R (on the application of Dyer) v Assistant Coroner for West Yorkshire (Western) [2019] EWHC 2897 (Admin) 

This article originally appeared in Issue 4 (March 2020).

Mr Hall, a black man, died shortly after being in police custody and being restrained. The police officers called to give evidence at the inquest into his death applied for anonymity and to give their evidence from behind screens. The anonymity orders were not contested but the applications to give evidence from behind screens were opposed by Mr Hall’s family. 

The basis for the application to give evidence from behind screens was to prevent the officers from being identified, particularly by a Mr Qassim Hall. Qassim Hall is a brother of the Deceased and has a lengthy criminal record. There was evidence before the coroner that the police officers were genuinely fearful of what Qassim Hall might do to them or their families, if they were identified. The coroner therefore allowed the officers to give their evidence behind a screen, such that they were not be seen by the public, including Mr Hall’s family. 

Mr Hall’s family alleged that the use of screens was a significant incursion into the principle of open justice which should be no more than was necessary. They argued that observing witnesses was an important part of the investigative process, that preventing the witnesses from being see undermined public confidence in the process, and not being able to see the witnesses reduced the prospect of catharsis for the deceased’s family. 

Jefford J found that the coroner had undertaken too limited a balancing exercise in considering whether to grant the application. She found that the coroner only balanced two considerations – whether the quality of the evidence is likely to be improved by the use of screens against whether the effectiveness of questioning will be impeded by the presence of a screen. She went on to say at [37] that: 

“That, in my judgment, is too limited a balancing exercise. If those were the only factors to be taken into account, it would have the almost invariable consequence that if a witness genuinely expressed fear but the family of the deceased were able to cross examine, screens would be directed. That would not, and in the present case does not, take into account the interest that the public and the family has in seeing those who may be implicated in the death give evidence – an interest the coroner had already recognised – and it takes no account of the fundamental importance of public confidence in the process of the inquest particularly where the death involved raises issues of more general public concern.” 
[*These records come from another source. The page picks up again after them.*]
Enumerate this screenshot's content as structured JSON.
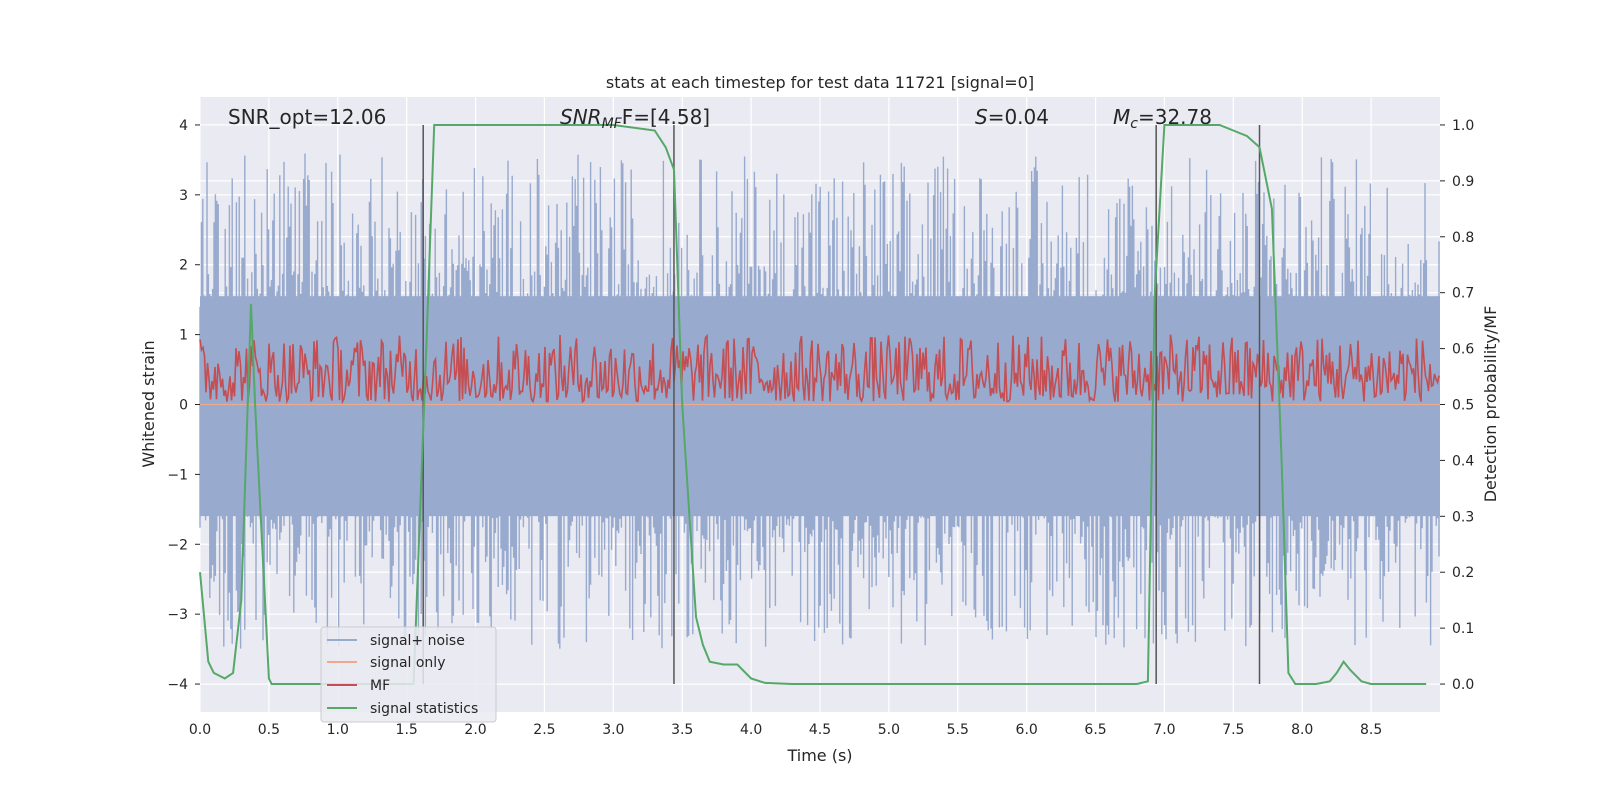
{
  "chart_data": {
    "type": "line",
    "title": "stats at each timestep for test data 11721 [signal=0]",
    "xlabel": "Time (s)",
    "ylabel_left": "Whitened strain",
    "ylabel_right": "Detection probability/MF",
    "xlim": [
      0.0,
      9.0
    ],
    "ylim_left": [
      -4.4,
      4.4
    ],
    "ylim_right": [
      -0.05,
      1.05
    ],
    "x_ticks": [
      "0.0",
      "0.5",
      "1.0",
      "1.5",
      "2.0",
      "2.5",
      "3.0",
      "3.5",
      "4.0",
      "4.5",
      "5.0",
      "5.5",
      "6.0",
      "6.5",
      "7.0",
      "7.5",
      "8.0",
      "8.5"
    ],
    "y_ticks_left": [
      "4",
      "3",
      "2",
      "1",
      "0",
      "−1",
      "−2",
      "−3",
      "−4"
    ],
    "y_ticks_right": [
      "1.0",
      "0.9",
      "0.8",
      "0.7",
      "0.6",
      "0.5",
      "0.4",
      "0.3",
      "0.2",
      "0.1",
      "0.0"
    ],
    "grid": true,
    "legend_position": "lower-left",
    "annotations": {
      "snr_opt": "SNR_opt=12.06",
      "snr_mf_main": "SNR",
      "snr_mf_sub": "MF",
      "snr_mf_rest": "F=[4.58]",
      "s_main": "S",
      "s_rest": "=0.04",
      "mc_main": "M",
      "mc_sub": "c",
      "mc_rest": "=32.78"
    },
    "vertical_lines_x": [
      1.62,
      3.44,
      6.94,
      7.69
    ],
    "series": [
      {
        "name": "signal+ noise",
        "color": "#98aace",
        "axis": "left",
        "description_range": [
          -3.5,
          3.6
        ]
      },
      {
        "name": "signal only",
        "color": "#eea98a",
        "axis": "left",
        "values_note": "flat at 0"
      },
      {
        "name": "MF",
        "color": "#c44e52",
        "axis": "right",
        "band": [
          0.5,
          0.62
        ]
      },
      {
        "name": "signal statistics",
        "color": "#55a868",
        "axis": "right",
        "x": [
          0.0,
          0.06,
          0.1,
          0.18,
          0.24,
          0.3,
          0.37,
          0.4,
          0.5,
          0.52,
          0.6,
          1.0,
          1.4,
          1.55,
          1.65,
          1.7,
          2.0,
          2.5,
          3.0,
          3.3,
          3.38,
          3.44,
          3.5,
          3.6,
          3.65,
          3.7,
          3.8,
          3.9,
          4.0,
          4.1,
          4.3,
          4.5,
          5.0,
          5.5,
          6.0,
          6.5,
          6.8,
          6.88,
          6.93,
          7.0,
          7.05,
          7.4,
          7.5,
          7.6,
          7.69,
          7.78,
          7.85,
          7.9,
          7.95,
          8.1,
          8.2,
          8.25,
          8.3,
          8.35,
          8.43,
          8.5,
          8.9
        ],
        "y": [
          0.2,
          0.04,
          0.02,
          0.01,
          0.02,
          0.15,
          0.68,
          0.5,
          0.01,
          0.0,
          0.0,
          0.0,
          0.0,
          0.0,
          0.65,
          1.0,
          1.0,
          1.0,
          1.0,
          0.99,
          0.96,
          0.92,
          0.5,
          0.12,
          0.07,
          0.04,
          0.035,
          0.035,
          0.01,
          0.002,
          0.0,
          0.0,
          0.0,
          0.0,
          0.0,
          0.0,
          0.0,
          0.005,
          0.7,
          1.0,
          1.0,
          1.0,
          0.99,
          0.98,
          0.96,
          0.85,
          0.4,
          0.02,
          0.0,
          0.0,
          0.005,
          0.02,
          0.04,
          0.025,
          0.005,
          0.0,
          0.0
        ]
      }
    ]
  }
}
Jefford J went on to conclude that the coroner’s decision was also irrational. She found that the coroner had failed to consider whether the police officers’ fear of Qassim Hall was valid. She found that the coroner had not considered the nature and context of Qassim Hall’s offences and events since the Deceased’s death. The coroner also failed to consider the risk of anonymity orders being breached by those who may be able to identify the officers. The coroner also did not consider the position if the family (but not the public) were able to see the officers and the attendant risks. Thus the decision to permit screens was quashed but only to the extent that the screens prevented the identified family members from seeing the officers give evidence.